Here was my plan, executed between Jan 2013 and May 2014:
1) Made sure I was contributing the matched amount into my 401k and saved 2 months of income. This was before I read MMM, but I was naturally rather frugal. This mini E-fund was meant to tide me over for a union strike, but was not a long term emergency plan.
2) Put my loan payments on auto-pilot for minimum amount. My lender offered to lower my rate by 0.25% simply for signing up for direct payments, so that was a free money no-brainer. It doesn't sound like you have this option, but it never hurts to double check.

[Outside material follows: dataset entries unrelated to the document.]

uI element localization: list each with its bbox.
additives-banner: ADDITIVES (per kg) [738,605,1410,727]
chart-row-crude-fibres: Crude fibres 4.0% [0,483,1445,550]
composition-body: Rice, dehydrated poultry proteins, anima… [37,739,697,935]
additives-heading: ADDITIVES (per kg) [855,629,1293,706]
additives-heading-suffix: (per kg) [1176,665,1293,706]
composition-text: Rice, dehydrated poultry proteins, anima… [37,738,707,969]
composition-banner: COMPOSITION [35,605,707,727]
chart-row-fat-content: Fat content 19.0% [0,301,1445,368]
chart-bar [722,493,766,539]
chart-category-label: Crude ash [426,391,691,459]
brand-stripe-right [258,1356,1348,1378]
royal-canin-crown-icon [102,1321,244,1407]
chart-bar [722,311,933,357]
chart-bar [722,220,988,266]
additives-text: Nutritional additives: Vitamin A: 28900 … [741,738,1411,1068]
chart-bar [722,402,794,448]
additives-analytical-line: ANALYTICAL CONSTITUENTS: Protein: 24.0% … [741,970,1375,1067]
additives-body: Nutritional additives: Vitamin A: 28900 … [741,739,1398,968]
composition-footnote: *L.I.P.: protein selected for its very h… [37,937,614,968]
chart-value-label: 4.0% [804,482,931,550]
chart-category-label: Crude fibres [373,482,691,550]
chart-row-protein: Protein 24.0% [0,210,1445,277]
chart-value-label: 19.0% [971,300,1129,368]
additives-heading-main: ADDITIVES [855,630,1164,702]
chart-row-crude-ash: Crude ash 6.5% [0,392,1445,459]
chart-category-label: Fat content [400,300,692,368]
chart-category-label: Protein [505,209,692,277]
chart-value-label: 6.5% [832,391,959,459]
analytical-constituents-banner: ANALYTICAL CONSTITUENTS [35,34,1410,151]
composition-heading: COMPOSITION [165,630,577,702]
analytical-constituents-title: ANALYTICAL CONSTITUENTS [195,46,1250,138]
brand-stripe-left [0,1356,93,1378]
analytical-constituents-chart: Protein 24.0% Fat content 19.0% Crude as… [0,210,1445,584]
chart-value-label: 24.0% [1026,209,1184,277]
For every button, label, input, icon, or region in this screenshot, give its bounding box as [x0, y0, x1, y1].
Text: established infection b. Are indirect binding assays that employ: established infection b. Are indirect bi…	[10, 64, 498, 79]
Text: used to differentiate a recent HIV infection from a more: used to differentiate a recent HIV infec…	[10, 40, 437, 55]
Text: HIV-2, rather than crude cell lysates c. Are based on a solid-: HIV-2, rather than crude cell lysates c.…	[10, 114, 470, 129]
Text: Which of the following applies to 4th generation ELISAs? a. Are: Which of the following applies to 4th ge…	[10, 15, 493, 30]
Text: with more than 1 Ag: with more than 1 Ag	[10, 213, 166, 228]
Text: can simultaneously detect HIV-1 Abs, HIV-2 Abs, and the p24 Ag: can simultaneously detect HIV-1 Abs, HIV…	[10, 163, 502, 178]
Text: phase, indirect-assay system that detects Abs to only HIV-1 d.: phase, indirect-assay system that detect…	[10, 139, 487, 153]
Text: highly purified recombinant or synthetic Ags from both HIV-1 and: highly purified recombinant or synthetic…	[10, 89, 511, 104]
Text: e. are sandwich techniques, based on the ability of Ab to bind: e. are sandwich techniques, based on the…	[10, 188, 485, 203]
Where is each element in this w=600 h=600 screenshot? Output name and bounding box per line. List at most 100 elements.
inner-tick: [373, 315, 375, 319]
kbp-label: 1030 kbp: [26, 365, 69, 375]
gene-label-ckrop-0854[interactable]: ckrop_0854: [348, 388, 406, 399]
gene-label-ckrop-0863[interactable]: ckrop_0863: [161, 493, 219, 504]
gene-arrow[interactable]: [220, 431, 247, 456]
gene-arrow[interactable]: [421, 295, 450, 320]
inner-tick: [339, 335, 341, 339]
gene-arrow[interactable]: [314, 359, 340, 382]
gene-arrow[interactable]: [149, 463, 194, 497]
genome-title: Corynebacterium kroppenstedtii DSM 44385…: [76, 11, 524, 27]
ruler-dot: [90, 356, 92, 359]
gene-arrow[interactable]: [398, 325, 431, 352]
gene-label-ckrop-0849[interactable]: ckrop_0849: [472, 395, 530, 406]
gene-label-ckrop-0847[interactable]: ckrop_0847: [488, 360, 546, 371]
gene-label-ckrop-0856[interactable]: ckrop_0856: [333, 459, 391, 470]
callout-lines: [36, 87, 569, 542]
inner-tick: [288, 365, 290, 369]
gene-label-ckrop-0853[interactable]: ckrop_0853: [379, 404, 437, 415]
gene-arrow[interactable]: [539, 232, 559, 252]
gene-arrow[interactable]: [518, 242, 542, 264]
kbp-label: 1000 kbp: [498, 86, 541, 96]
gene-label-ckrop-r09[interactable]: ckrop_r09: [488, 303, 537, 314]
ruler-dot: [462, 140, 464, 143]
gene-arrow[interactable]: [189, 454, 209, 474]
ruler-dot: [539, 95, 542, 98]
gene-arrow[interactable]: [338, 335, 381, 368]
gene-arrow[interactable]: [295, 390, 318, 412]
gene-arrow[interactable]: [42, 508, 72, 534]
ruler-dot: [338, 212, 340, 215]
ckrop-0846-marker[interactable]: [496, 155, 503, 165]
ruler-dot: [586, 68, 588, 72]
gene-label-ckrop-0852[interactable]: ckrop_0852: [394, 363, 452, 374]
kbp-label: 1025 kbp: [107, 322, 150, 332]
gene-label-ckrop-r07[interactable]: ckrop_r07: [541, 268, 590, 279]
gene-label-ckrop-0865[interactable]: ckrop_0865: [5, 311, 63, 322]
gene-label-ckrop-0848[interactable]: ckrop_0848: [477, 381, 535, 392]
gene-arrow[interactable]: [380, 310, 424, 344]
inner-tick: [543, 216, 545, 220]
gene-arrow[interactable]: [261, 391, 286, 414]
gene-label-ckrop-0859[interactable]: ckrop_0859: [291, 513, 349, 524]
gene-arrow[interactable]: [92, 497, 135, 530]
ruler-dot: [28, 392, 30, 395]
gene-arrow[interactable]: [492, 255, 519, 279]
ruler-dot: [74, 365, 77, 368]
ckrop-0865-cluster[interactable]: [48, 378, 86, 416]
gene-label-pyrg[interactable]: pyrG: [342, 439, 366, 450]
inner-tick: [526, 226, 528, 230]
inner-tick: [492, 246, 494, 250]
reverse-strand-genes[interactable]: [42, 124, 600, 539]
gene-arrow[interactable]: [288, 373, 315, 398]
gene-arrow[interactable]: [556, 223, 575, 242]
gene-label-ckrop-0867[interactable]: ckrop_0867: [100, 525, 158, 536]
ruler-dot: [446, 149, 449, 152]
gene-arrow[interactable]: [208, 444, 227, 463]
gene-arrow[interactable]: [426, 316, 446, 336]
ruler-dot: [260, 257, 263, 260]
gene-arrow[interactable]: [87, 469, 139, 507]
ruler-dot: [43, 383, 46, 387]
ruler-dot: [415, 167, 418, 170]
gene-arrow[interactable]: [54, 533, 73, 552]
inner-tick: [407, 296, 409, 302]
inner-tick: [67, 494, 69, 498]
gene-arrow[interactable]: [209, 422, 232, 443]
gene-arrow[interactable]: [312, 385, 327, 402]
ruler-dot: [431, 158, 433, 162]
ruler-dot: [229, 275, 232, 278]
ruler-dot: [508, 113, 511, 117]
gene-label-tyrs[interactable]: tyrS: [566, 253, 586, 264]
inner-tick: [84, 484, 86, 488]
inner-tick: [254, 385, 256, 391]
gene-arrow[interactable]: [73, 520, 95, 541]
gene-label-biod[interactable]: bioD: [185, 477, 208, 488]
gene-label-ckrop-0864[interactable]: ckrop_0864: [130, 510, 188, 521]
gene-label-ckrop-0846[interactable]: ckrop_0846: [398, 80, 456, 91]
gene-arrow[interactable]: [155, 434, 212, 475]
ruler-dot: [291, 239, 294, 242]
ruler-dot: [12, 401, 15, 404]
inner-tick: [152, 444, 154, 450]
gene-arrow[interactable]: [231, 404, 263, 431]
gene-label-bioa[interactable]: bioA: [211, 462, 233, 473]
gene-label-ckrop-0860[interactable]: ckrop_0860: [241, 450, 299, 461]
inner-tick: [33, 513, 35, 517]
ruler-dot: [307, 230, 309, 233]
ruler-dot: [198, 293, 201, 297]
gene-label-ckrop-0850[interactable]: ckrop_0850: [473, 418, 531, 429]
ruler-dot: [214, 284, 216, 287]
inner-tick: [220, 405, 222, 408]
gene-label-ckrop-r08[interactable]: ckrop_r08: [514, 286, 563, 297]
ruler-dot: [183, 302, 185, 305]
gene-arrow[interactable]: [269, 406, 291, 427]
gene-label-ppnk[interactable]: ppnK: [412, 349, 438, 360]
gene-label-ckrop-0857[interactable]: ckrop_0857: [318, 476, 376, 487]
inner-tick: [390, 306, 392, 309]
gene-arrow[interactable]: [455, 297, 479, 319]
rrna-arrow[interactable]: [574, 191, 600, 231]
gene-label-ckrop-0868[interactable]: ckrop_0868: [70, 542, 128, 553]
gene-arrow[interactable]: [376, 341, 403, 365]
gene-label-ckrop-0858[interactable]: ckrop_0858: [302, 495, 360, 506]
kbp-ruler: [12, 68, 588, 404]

3) Apply extra money to the loans every month except for a set amount to the emergency fund. Everything was tracked in Mint. I don't keep a strict budget, but I do have a solid idea of my expenses for the big three: Housing, transport and food. I set aside a small set amount to gradually bring my emergency fund past the 2 month minimum I set (shooting for 6 months). This is about the time I started reading MMM and realized I can increase my payments even more and decrease my expenses a lot.
4) Pay loans like crazy and start to cut expenses. After my automatic minimum payments went through, I'd apply the rest I had allotted into the account. All extra money went to the loans. 3rd Paycheck in the month? Student loans. Tax Return? Student loans. Birthday gift? One humble dinner out and student loans. This pushed my payment due dates out by at least a year and paid off a bunch of the loan. It also got me adjusted to living on a small amount of my income. I got about halfway through my loans this way.
5) Find out there will be layoffs in late 2013 and begin to realize the value of having FU money. Adjust payment schedule to allot more to savings to give me a bigger emergency fund and pay slightly less per month to loans (still way above minimum).
6) Meet my FU money goal of 1 year expenses. Dump money into loans again. Apply all gifts, tax returns, and windfalls to student loans in Jan-Mach 2014. Pay off $11,000 in three months without touching emergency fund. Kiss Sallie Mae goodbye.
6a) Immediately max out 401k to prevent lifestyle creep. Adjust W-4 statement because I was over paying taxes. Set up vanguard account. Watch as my stache grows exponentially because I am saving all the cash I was sending to my loans.
When I found out about layoffs, I did the math and tried to figure out the cost of my different scenarios. In the end, it would have saved me ~$700 in student loan interest to wait to build my FU stache, but emotionally it was a better choice for me.
Regardless of job security/mortgage/whatever, I feel that the trade off of your leveraging option isn't great when your interest rate is over 4%. Like you mention, there's no guarantee of growth in the investments that will beat that rate, and this debt is a psychological burden for you. I also agree with rmendpara, keeping loans for the tax deduction is a poor trade off. Better to double check your exceptions on your pay account and make sure you are as close to perfectly paying your taxes rather than hoping for a big return (which is losing you interest money for every month you wait to get it back).
Out of your given options, I also support #2, but I wouldn't get rid of your emergency fund. I just read your reply and that actually sounds pretty reasonable. If you feel okay doing the "credit card as emergency fund" for a short time, it's a gamble, but might work okay since you have a fairly low-risk lifestyle other than your mortgage.
I wouldn't worry to much about the delay you will see in retirement savings while you pay down your loans. If you run the scenarios mathematically, it won't affect your FI date much. I did this and it made less than 1 years difference using a rough approximation. However, having no loans is a HUGE weight off my shoulders. Good luck!